The prevalence of alcohol use disorders among people living with HIV/AIDS: a systematic review and meta-analysis
Alcohol use disorder (AUD) is common among people living with HIV/AIDS (PLWHA) and associated with a greater risk of poor medication adherence, unsafe sexual behaviors as well as poor quality of life.
To the researchers’ knowledge, there is no previous systematic review and meta-analysis that reported the pooled prevalence estimate of AUD among people living with HIV/AIDS (PLWHA).
Therefore, this review aimed to systematically review the available studies on the prevalence of AUD among PLWHA and forward possible recommendations for future clinical practice and research.
PubMed, EMBASE, Psych INFO and SCOPUS databases were searched to identify the relevant studies.
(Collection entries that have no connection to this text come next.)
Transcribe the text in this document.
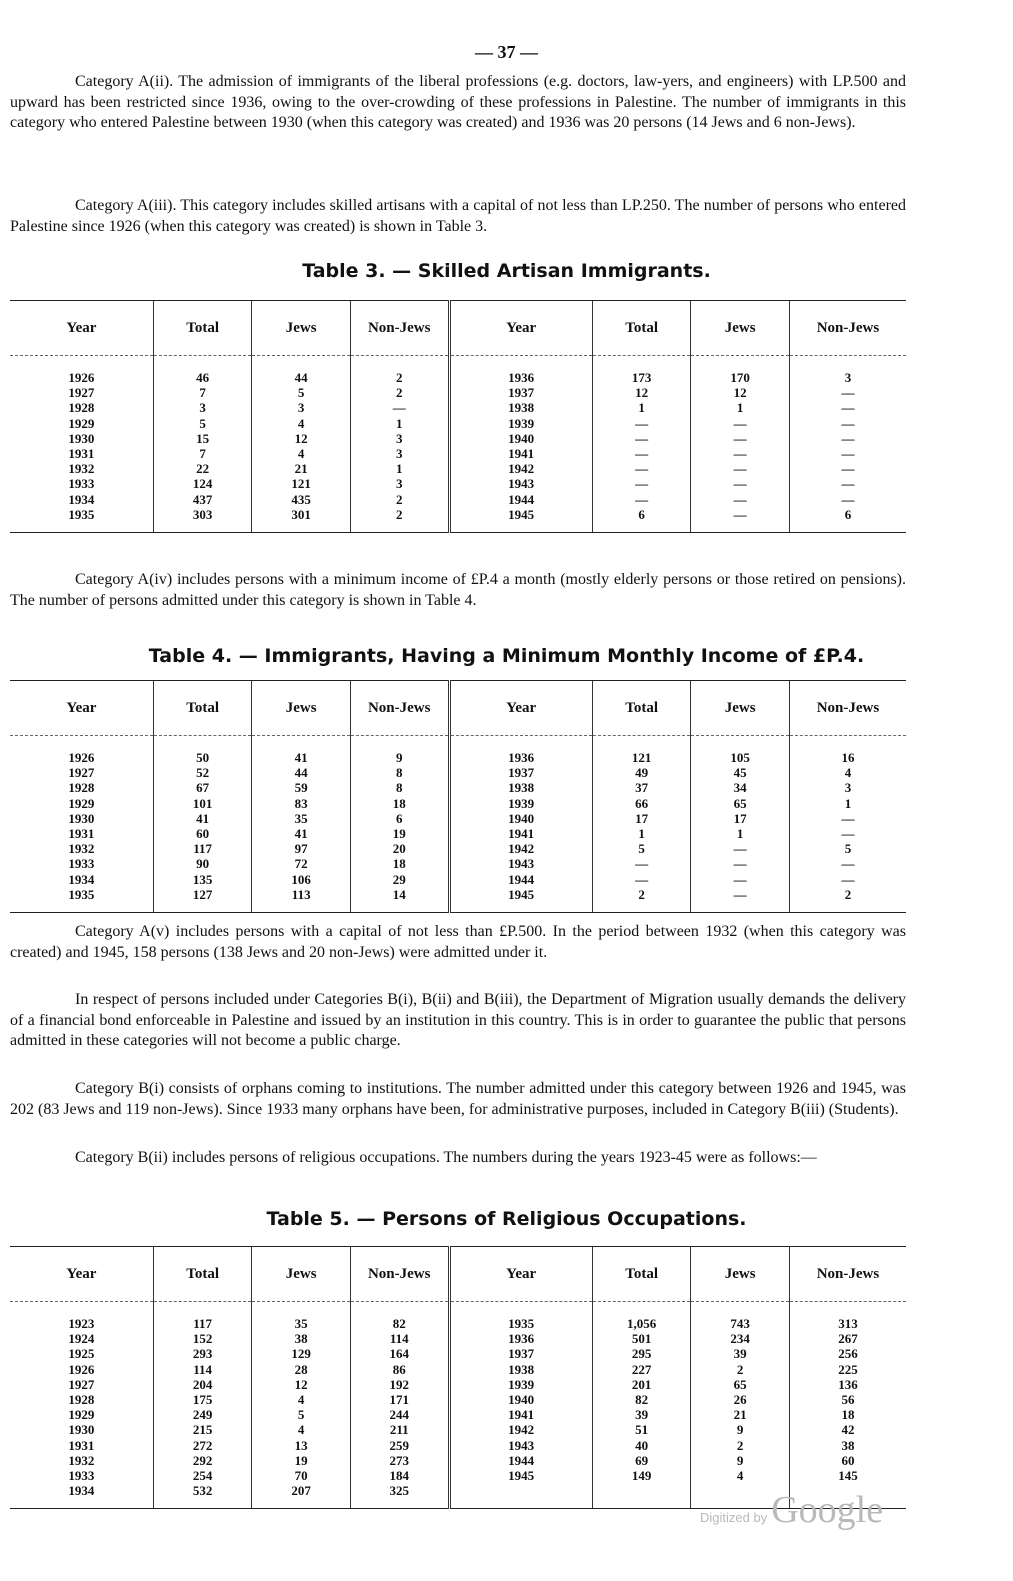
— 37 —

Category A(ii). The admission of immigrants of the liberal professions (e.g. doctors, law-yers, and engineers) with LP.500 and upward has been restricted since 1936, owing to the over-crowding of these professions in Palestine. The number of immigrants in this category who entered Palestine between 1930 (when this category was created) and 1936 was 20 persons (14 Jews and 6 non-Jews).

Category A(iii). This category includes skilled artisans with a capital of not less than LP.250. The number of persons who entered Palestine since 1926 (when this category was created) is shown in Table 3.

Table 3. — Skilled Artisan Immigrants.
Year	Total	Jews	Non-Jews	Year	Total	Jews	Non-Jews
1926	46	44	2	1936	173	170	3
1927	7	5	2	1937	12	12	—
1928	3	3	—	1938	1	1	—
1929	5	4	1	1939	—	—	—
1930	15	12	3	1940	—	—	—
1931	7	4	3	1941	—	—	—
1932	22	21	1	1942	—	—	—
1933	124	121	3	1943	—	—	—
1934	437	435	2	1944	—	—	—
1935	303	301	2	1945	6	—	6

Category A(iv) includes persons with a minimum income of £P.4 a month (mostly elderly persons or those retired on pensions). The number of persons admitted under this category is shown in Table 4.

Table 4. — Immigrants, Having a Minimum Monthly Income of £P.4.
Year	Total	Jews	Non-Jews	Year	Total	Jews	Non-Jews
1926	50	41	9	1936	121	105	16
1927	52	44	8	1937	49	45	4
1928	67	59	8	1938	37	34	3
1929	101	83	18	1939	66	65	1
1930	41	35	6	1940	17	17	—
1931	60	41	19	1941	1	1	—
1932	117	97	20	1942	5	—	5
1933	90	72	18	1943	—	—	—
1934	135	106	29	1944	—	—	—
1935	127	113	14	1945	2	—	2

Category A(v) includes persons with a capital of not less than £P.500. In the period between 1932 (when this category was created) and 1945, 158 persons (138 Jews and 20 non-Jews) were admitted under it.

In respect of persons included under Categories B(i), B(ii) and B(iii), the Department of Migration usually demands the delivery of a financial bond enforceable in Palestine and issued by an institution in this country. This is in order to guarantee the public that persons admitted in these categories will not become a public charge.

Category B(i) consists of orphans coming to institutions. The number admitted under this category between 1926 and 1945, was 202 (83 Jews and 119 non-Jews). Since 1933 many orphans have been, for administrative purposes, included in Category B(iii) (Students).

Category B(ii) includes persons of religious occupations. The numbers during the years 1923-45 were as follows:—

Table 5. — Persons of Religious Occupations.
Year	Total	Jews	Non-Jews	Year	Total	Jews	Non-Jews
1923	117	35	82	1935	1,056	743	313
1924	152	38	114	1936	501	234	267
1925	293	129	164	1937	295	39	256
1926	114	28	86	1938	227	2	225
1927	204	12	192	1939	201	65	136
1928	175	4	171	1940	82	26	56
1929	249	5	244	1941	39	21	18
1930	215	4	211	1942	51	9	42
1931	272	13	259	1943	40	2	38
1932	292	19	273	1944	69	9	60
1933	254	70	184	1945	149	4	145
1934	532	207	325				
Digitized by Google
The researchers have also scanned the reference lists of the eligible studies to supplement our electronic search. They used the Comprehensive Meta-Analysis software versions 3.0 to conduct a meta-analysis. Subgroup and sensitivity analysis were performed and Cochran’s Q- and the I2- test were employed to see the heterogeneity. The presence of publication bias was explored by utilizing Egger’s test and visual inspection of the symmetry in funnel plots.
A total of 25 studies with 25,154 participants across developed and developing countries were included in the final analysis.
The researchers’ meta-analysis revealed that the pooled prevalence estimate of AUD among PLWHA was found to be 29.80%.
- The prevalence of AUD was higher in males (26.90%) than female (13.37%) HIV patients.
In this study, the pooled prevalence of AUD was considerably higher (31.52%) when measured by Alcohol Use Disorders Identification Test (AUDIT) as compared to Composite International Diagnostic Interview (CIDI) (13.51%). In addition, the pooled prevalence of AUD was higher in the developed countries (42.09%) while lower for developing countries (24.52%).
In the current study, the pooled prevalence estimates of AUD among PLWHA was considerably high (29.80%). Screening and appropriate management of AUD among PLWHA are recommended.